I broke the sound into its component parts: Hamilton’s dusky, breathy alto; Thomas’ warbling alt-country-inflected guitar licks; and the taut minimalism of the rhythm section (represented by Jarvis Taveniere and Aaron Neveu of Woods). While Hamilton’s voice tends to carry the day and keep my interest the most, it’s Thomas’ intriguing melodic phrasing that allows the band to transcend its tendency to be another sleepy indie rock band.

Widowspeak is at its best when it strives for textures and influences beyond the confines of its preferred genres. On standout tracks like “Narrows,” “Dead Love (So Still),” “My Baby’s Gonna Carry On,” and “Hands,” I hear the mark of folks like Carole King, Natalie Prass, and late-period Wilco – not to mention the overall feel of ‘70s AM country.

Yet there are instances when the band slips into one-note territory. For example, “Stoned,” “Cosmically Aligned,” and “Coke Bottle Green” are far too similar to one another for my tastes. Sure, they’re pleasantly dreamy, but they’re also just kinda inoffensive – and that sort of blandness is a bigger turn-off to me than a band being flat-out terrible. It became relaxed and restrained out of habit, not because there was a specific focus behind the musical choices.

All Yours is a good record, but it could have been a really good one with a bit more oomph.
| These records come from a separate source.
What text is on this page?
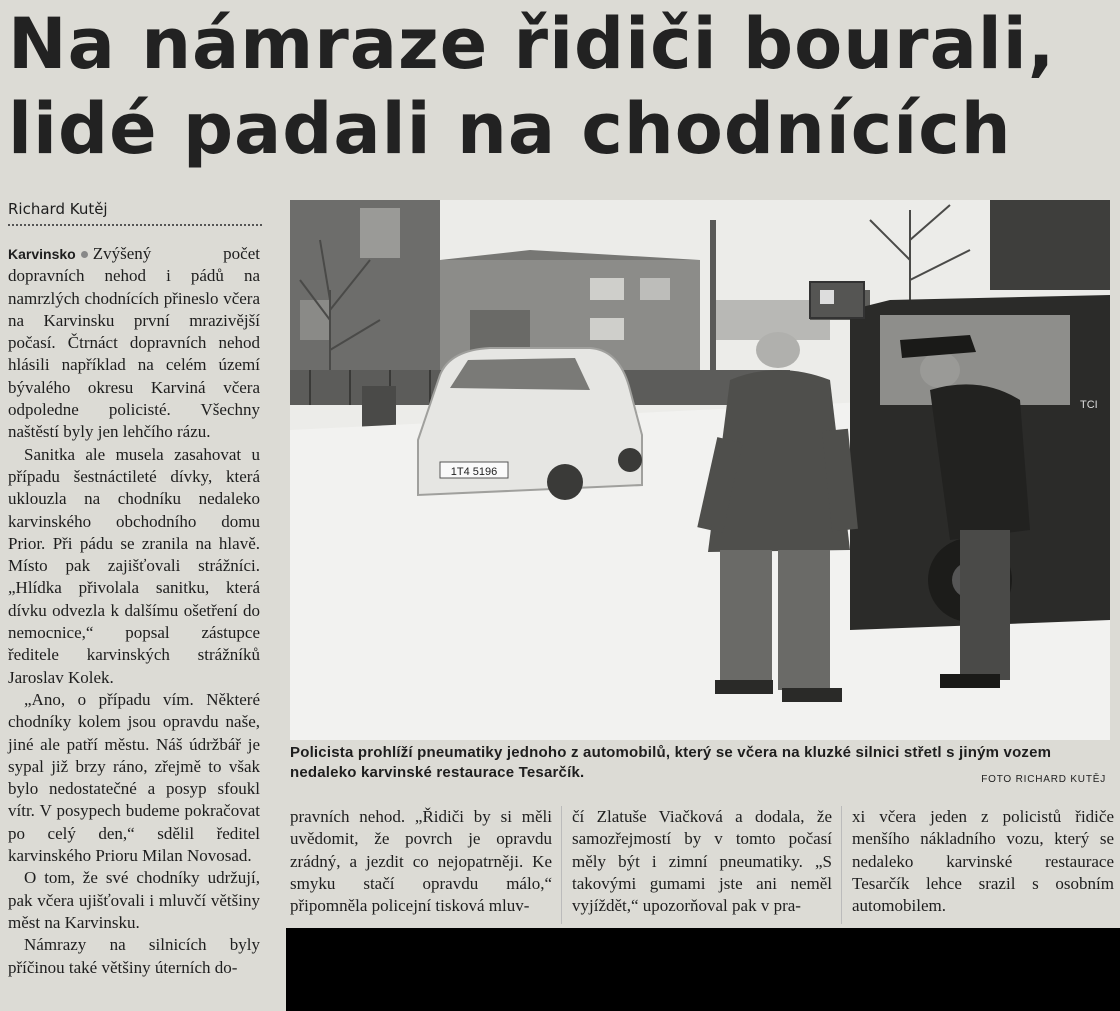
Na námraze řidiči bourali,
lidé padali na chodnících
Richard Kutěj

Karvinsko Zvýšený počet dopravních nehod i pádů na namrzlých chodnících přineslo včera na Karvinsku první mrazivější počasí. Čtrnáct dopravních nehod hlásili například na celém území bývalého okresu Karviná včera odpoledne policisté. Všechny naštěstí byly jen lehčího rázu.

Sanitka ale musela zasahovat u případu šestnáctileté dívky, která uklouzla na chodníku nedaleko karvinského obchodního domu Prior. Při pádu se zranila na hlavě. Místo pak zajišťovali strážníci. „Hlídka přivolala sanitku, která dívku odvezla k dalšímu ošetření do nemocnice,“ popsal zástupce ředitele karvinských strážníků Jaroslav Kolek.

„Ano, o případu vím. Některé chodníky kolem jsou opravdu naše, jiné ale patří městu. Náš údržbář je sypal již brzy ráno, zřejmě to však bylo nedostatečné a posyp sfoukl vítr. V posypech budeme pokračovat po celý den,“ sdělil ředitel karvinského Prioru Milan Novosad.

O tom, že své chodníky udržují, pak včera ujišťovali i mluvčí většiny měst na Karvinsku.

Námrazy na silnicích byly příčinou také většiny úterních do-

1T4 5196
TCI
Policista prohlíží pneumatiky jednoho z automobilů, který se včera na kluzké silnici střetl s jiným vozem nedaleko karvinské restaurace Tesarčík.	FOTO RICHARD KUTĚJ

pravních nehod. „Řidiči by si měli uvědomit, že povrch je opravdu zrádný, a jezdit co nejopatrněji. Ke smyku stačí opravdu málo,“ připomněla policejní tisková mluv-

čí Zlatuše Viačková a dodala, že samozřejmostí by v tomto počasí měly být i zimní pneumatiky. „S takovými gumami jste ani neměl vyjíždět,“ upozorňoval pak v pra-

xi včera jeden z policistů řidiče menšího nákladního vozu, který se nedaleko karvinské restaurace Tesarčík lehce srazil s osobním automobilem.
And that’s not code for “play louder,” “be edgier,” or “be generally more upbeat.” It means I wish Widowspeak would have given me a bit more to grab onto sonically.

And yes, I dug the story from the press release about heading out to the woods, starting over, and focusing upon what’s important to Hamilton and Thomoas – that sort of pacing and aesthetic truly does come through on these tunes, and I applaud the couple for that. But I guess I wanted just a little more.